Prestiti per 140 milioni di euro per le Organizzazioni di produttori di olio d’oliva e di olive da mensa

Tali somme possono essere impiegate come attivo circolante per l’acquisto di scorte di olio e di olive, incrementare la produzione, di promuovere i prodotti e rafforzare la filiera nazionale

13 luglio 2020 | C. S.

C’è tempo fino al prossimo mese di dicembre 2020 per richiedere gli aiuti statali finalizzati al rilancio della filiera olivicola nazionale e al sostegno della prossima campagna olearia italiana in funzione anti-Covid. Su iniziativa del Ministero delle Politiche agricole, la Cassa depositi e prestiti – attraverso la “Piattaforma garanzia olio” di Borsa merci telematica italiana online – mette a disposizione delle Organizzazioni di produttori di olio d’oliva e di olive da mensa italiane e delle relative Associazioni un fondo di garanzia di oltre 6,9 milioni di euro, controgarantito dal Ministero e gestito dal consorzio fidi ConfeserFidi, per facilitare l’accesso a finanziamenti bancari di importo compreso fra 50mila e 2,5 milioni di euro ciascuno per una durata fino a 12 mesi, assistiti da una garanzia aggiuntiva per l’80% prestata da ConfeserFidi. Il totale di prestiti attivabili ammonta a oltre 140 milioni di euro. Tali somme possono essere impiegate come attivo circolante per l’acquisto di scorte di olio e di olive “made in Italy” presso i piccoli conferitori e produttori soci.

L’incentivo consentirà alle Organizzazioni di produttori e alle relative Associazioni di acquistare maggiori quantitativi di olio e di olive con l’obiettivo di incrementare la produzione, di promuovere i prodotti e di rafforzare la filiera nazionale. In questo particolare anno, lo strumento vuole anche servire a potenziare i risultati della prossima campagna olearia e a contenere prevedibili squilibri di mercato sotto l’influenza dell’emergenza Covid-19, nonché a favorire il rilancio delle attività di un comparto già fortemente colpito da una campagna 2019 sfavorevole e dalle conseguenze economiche della pandemia, che ha provocato un forte calo di vendite al dettaglio durante il “lockdown”.
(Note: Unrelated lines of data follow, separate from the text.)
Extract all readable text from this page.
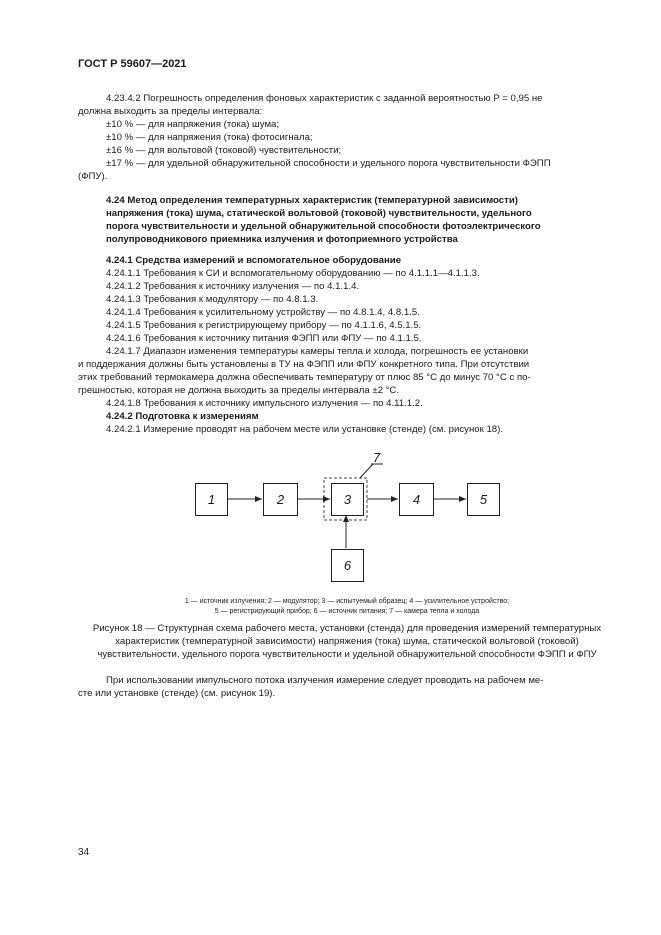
ГОСТ Р 59607—2021
4.23.4.2 Погрешность определения фоновых характеристик с заданной вероятностью P = 0,95 не
должна выходить за пределы интервала:
±10 % — для напряжения (тока) шума;
±10 % — для напряжения (тока) фотосигнала;
±16 % — для вольтовой (токовой) чувствительности;
±17 % — для удельной обнаружительной способности и удельного порога чувствительности ФЭПП
(ФПУ).
4.24 Метод определения температурных характеристик (температурной зависимости)
напряжения (тока) шума, статической вольтовой (токовой) чувствительности, удельного
порога чувствительности и удельной обнаружительной способности фотоэлектрического
полупроводникового приемника излучения и фотоприемного устройства
4.24.1 Средства измерений и вспомогательное оборудование
4.24.1.1 Требования к СИ и вспомогательному оборудованию — по 4.1.1.1—4.1.1.3.
4.24.1.2 Требования к источнику излучения — по 4.1.1.4.
4.24.1.3 Требования к модулятору — по 4.8.1.3.
4.24.1.4 Требования к усилительному устройству — по 4.8.1.4, 4.8.1.5.
4.24.1.5 Требования к регистрирующему прибору — по 4.1.1.6, 4.5.1.5.
4.24.1.6 Требования к источнику питания ФЭПП или ФПУ — по 4.1.1.5.
4.24.1.7 Диапазон изменения температуры камеры тепла и холода, погрешность ее установки
и поддержания должны быть установлены в ТУ на ФЭПП или ФПУ конкретного типа. При отсутствии
этих требований термокамера должна обеспечивать температуру от плюс 85 °С до минус 70 °С с по-
грешностью, которая не должна выходить за пределы интервала ±2 °С.
4.24.1.8 Требования к источнику импульсного излучения — по 4.11.1.2.
4.24.2 Подготовка к измерениям
4.24.2.1 Измерение проводят на рабочем месте или установке (стенде) (см. рисунок 18).
1	2	3	4	5
6
7
1 — источник излучения; 2 — модулятор; 3 — испытуемый образец; 4 — усилительное устройство;
5 — регистрирующий прибор; 6 — источник питания; 7 — камера тепла и холода
Рисунок 18 — Структурная схема рабочего места, установки (стенда) для проведения измерений температурных
характеристик (температурной зависимости) напряжения (тока) шума, статической вольтовой (токовой)
чувствительности, удельного порога чувствительности и удельной обнаружительной способности ФЭПП и ФПУ
При использовании импульсного потока излучения измерение следует проводить на рабочем ме-
сте или установке (стенде) (см. рисунок 19).
34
“E’ assolutamente fondamentale per la tenuta della filiera olivicola nazionale – spiega Bartolo Mililli, A.d. di ConfeserFidi – che tutte  le Organizzazioni e Associazioni attivino al massimo della loro capacità questo incentivo. Lo scorso anno – ricorda Mililli – a causa della carenza di prodotto e di negative prospettive di vendita, solo 5 Organizzazioni (di cui due nel Lazio, una in Puglia e due in Sicilia) hanno richiesto finanziamenti per un totale di 1,27 milioni di euro. Davvero troppo poco per questa formidabile ‘potenza di fuoco’ che Ministero e Cdp hanno messo a disposizione. Ad oggi è l’unica concreta possibilità di rilancio di una filiera che, indebolita dalla congiuntura avversa, se non attinge al sostegno pubblico rischia di essere sopraffatta dalla spietata concorrenza estera. Per questo – conclude Mililli – lancio un appello a tutte le Organizzazioni e alle loro Associazioni, affinché utilizzino al massimo la ‘Piattaforma garanzia olio’”.